What Happened at Last Night’s No-Confidence Vote
Here is the Cliffs-Notes version of the no-confidence vote taken on Giovanni Cicione as State Republican Chairman, at last night’s Republican State Central Committee meeting. Early in the evening, the Central Committee voted to reject the agenda (I’m not sure if that was intended to help the pro-closed primary folks or the anti closed primary folks). As a result, business was conducted according to a “generic” agenda, which includes committee reports. When the Chairmen’s Caucus turn came, Charimen’s Caucus Chairman Phil Hirons reported a resolution of no-confidence in the state chair that had been passed by his committee (comprised of the city and town chairs) and called for a vote on it.
Since Chariman Cicione himself was the subject of the resolution, he chose to turn the running of the meeting over to 1st Vice-Chair Nancy Richmond…
- RI GOP 1st Vice-Chair Nancy Richmond asks Phil Hirons to state the matter being voted on.
- Lincoln Town Chairman Michael Napolitano spoke in favor of the no-confidence resolution.
- Delegate Sean Gately spoke against.
- Former Parliamentarian John Clarke (who had resigned the parliamentarian’s position earlier in the evening, so he could take a position on the business being discussed during the evening) spoke in favor of the no-confidence resolution.
- Former chairman (and current delegate, I assume) Bernard Jackvony spoke against the no confidence resolution.
- Tony Viveiros, Chairman of the Middletown Republican Town Committee, spoke in favor of the no confidence resolution.
- Chairman Cicione opposed the no-confidence resoultion, first answering some specific candidate recruiting issues brought up by John Clarke, then discussing the matter-at-hand more broadly.
In the end, the no-confidence resolution was rejected by a vote of 48-75. Chairman Cicione concluded formal consideration of the matter by offering a message of conciliation.

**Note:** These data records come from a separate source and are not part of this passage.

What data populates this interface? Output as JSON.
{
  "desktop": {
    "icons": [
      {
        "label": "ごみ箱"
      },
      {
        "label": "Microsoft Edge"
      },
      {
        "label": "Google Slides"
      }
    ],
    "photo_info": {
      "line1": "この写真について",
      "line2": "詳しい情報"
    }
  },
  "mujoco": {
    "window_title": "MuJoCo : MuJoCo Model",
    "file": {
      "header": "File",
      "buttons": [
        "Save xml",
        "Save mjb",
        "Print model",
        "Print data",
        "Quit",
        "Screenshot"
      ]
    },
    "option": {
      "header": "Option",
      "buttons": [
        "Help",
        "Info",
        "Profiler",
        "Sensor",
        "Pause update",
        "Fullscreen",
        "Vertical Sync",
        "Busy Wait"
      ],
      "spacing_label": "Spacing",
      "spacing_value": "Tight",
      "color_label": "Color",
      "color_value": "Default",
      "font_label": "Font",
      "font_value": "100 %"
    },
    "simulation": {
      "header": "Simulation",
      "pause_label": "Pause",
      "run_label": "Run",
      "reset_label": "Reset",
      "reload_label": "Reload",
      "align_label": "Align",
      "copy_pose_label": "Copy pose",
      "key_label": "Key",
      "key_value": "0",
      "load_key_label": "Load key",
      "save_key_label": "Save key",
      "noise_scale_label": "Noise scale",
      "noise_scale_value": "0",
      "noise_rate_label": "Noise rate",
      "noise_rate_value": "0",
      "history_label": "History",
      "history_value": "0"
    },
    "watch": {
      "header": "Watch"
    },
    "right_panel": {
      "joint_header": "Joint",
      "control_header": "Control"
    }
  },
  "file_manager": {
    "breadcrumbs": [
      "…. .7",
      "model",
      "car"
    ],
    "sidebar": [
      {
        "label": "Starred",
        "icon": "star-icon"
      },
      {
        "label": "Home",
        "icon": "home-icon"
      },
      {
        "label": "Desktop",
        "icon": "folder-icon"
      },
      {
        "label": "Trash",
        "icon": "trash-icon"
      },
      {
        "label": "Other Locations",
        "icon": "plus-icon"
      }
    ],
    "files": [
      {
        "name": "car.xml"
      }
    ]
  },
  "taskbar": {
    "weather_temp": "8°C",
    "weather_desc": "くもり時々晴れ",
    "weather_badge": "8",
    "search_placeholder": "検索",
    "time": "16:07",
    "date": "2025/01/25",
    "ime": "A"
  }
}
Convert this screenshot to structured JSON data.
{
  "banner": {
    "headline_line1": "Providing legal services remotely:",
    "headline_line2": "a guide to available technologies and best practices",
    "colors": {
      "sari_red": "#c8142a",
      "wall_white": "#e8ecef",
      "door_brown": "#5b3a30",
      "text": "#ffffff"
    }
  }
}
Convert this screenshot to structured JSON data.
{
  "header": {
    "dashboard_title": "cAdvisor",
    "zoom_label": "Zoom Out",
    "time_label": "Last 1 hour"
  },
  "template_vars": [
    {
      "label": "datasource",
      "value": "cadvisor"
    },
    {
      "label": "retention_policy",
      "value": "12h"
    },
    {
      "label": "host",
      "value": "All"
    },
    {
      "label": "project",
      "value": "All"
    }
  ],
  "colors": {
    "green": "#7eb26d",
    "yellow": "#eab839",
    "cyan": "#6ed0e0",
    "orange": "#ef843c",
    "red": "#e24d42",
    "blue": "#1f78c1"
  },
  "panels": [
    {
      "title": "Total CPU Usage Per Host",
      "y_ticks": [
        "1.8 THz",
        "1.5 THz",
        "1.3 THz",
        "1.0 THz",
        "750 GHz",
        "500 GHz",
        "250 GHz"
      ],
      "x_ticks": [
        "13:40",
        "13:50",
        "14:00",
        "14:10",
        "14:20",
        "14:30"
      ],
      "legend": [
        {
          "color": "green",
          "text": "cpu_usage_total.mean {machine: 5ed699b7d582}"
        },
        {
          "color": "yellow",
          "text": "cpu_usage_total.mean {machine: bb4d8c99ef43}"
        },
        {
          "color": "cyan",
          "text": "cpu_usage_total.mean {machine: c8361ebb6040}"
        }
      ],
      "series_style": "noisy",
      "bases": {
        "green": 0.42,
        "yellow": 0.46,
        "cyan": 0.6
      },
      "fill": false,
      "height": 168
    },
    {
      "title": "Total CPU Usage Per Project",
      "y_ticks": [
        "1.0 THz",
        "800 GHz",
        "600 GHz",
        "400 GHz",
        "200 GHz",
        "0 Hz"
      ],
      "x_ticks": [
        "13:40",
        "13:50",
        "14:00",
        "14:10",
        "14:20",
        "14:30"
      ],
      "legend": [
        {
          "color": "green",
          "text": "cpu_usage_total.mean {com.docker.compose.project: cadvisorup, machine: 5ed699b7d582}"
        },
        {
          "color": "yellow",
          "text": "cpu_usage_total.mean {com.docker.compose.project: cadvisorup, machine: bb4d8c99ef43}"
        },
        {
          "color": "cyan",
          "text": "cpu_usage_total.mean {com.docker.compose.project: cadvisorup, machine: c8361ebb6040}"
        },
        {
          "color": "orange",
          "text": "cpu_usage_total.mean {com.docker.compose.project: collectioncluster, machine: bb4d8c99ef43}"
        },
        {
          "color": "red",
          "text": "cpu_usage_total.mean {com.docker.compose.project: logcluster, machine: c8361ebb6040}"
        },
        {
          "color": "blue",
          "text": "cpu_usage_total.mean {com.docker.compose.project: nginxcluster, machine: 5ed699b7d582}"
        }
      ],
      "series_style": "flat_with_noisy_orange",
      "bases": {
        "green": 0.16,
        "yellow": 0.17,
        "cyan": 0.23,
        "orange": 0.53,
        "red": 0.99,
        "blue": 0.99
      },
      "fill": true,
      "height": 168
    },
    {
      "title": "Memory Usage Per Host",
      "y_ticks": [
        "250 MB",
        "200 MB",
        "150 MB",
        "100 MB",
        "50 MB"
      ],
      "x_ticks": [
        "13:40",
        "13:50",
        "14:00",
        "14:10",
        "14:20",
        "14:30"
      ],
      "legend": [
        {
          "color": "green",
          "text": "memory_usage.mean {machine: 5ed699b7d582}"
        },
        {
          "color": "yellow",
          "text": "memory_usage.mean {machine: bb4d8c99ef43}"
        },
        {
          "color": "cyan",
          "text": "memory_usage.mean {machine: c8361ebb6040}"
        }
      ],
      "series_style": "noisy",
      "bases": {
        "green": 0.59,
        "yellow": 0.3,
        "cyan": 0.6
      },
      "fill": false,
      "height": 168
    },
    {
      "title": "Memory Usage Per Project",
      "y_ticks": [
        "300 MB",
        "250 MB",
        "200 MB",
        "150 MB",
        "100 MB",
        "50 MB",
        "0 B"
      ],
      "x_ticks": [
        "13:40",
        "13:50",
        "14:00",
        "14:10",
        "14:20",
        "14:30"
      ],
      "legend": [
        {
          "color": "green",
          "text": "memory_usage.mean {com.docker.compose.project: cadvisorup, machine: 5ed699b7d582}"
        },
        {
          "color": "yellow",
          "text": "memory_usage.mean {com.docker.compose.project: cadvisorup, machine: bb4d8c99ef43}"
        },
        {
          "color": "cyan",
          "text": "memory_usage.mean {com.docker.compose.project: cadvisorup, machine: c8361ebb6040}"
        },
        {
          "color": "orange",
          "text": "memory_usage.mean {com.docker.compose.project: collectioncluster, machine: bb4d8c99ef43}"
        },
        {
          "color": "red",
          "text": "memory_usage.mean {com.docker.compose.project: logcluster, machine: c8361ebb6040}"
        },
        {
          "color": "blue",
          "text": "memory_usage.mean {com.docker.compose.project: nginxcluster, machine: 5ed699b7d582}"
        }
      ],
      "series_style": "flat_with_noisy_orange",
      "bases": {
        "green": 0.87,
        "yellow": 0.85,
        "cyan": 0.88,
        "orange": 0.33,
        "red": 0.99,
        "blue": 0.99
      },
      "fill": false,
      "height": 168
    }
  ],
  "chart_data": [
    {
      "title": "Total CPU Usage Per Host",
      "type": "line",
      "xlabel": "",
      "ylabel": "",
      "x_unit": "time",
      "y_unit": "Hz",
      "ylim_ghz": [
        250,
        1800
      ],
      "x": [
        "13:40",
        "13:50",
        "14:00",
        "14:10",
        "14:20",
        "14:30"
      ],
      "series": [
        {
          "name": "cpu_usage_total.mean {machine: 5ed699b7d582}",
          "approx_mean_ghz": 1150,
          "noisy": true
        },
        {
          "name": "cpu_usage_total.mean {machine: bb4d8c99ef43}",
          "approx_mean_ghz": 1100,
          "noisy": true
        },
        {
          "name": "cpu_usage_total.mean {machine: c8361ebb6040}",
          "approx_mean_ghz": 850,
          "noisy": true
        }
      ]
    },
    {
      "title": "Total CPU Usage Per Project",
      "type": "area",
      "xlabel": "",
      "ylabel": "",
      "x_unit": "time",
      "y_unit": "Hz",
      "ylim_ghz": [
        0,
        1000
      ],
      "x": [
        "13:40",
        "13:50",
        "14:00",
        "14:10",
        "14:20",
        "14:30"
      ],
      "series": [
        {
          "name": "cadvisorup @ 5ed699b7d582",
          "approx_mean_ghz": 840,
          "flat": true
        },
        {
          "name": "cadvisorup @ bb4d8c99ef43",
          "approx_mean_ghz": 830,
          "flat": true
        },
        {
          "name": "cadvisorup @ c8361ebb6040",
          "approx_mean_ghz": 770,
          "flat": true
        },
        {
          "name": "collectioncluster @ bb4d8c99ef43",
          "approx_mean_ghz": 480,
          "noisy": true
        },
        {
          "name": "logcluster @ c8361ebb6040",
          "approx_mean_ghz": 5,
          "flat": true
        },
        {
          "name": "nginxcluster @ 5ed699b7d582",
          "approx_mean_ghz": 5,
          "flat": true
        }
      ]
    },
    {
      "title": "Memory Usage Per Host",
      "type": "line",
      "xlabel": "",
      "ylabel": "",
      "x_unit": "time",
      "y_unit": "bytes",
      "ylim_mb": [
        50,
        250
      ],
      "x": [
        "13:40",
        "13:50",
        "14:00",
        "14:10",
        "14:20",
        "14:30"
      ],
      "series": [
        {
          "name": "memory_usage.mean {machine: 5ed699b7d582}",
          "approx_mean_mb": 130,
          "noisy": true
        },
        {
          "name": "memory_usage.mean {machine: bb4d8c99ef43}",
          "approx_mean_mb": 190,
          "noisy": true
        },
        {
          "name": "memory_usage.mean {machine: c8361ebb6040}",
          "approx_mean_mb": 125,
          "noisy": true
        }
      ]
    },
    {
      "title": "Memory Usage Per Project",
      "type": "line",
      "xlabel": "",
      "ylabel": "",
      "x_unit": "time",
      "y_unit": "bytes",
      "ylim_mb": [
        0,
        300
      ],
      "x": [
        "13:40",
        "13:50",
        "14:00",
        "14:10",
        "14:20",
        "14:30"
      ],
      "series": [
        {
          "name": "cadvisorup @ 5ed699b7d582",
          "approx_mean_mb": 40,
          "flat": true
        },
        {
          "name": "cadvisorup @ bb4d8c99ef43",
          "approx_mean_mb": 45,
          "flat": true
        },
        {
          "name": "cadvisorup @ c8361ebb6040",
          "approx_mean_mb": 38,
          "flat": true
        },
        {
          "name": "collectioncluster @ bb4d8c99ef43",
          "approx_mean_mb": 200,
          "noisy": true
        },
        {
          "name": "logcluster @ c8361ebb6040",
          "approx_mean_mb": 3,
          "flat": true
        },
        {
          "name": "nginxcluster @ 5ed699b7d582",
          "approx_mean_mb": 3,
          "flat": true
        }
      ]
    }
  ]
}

Later in the evening, the change to the by-laws which would close the primary was given its first reading. However, because of a provision in Rhode Island state law regarding lead-time for rules changes that would affect a primary, and because the next scheduled meeting of the state central committee where a by-law change can be voted on is not until April, closing of the primary cannot take effect in time for the 2010 primary, under laws and procedures currently in effect.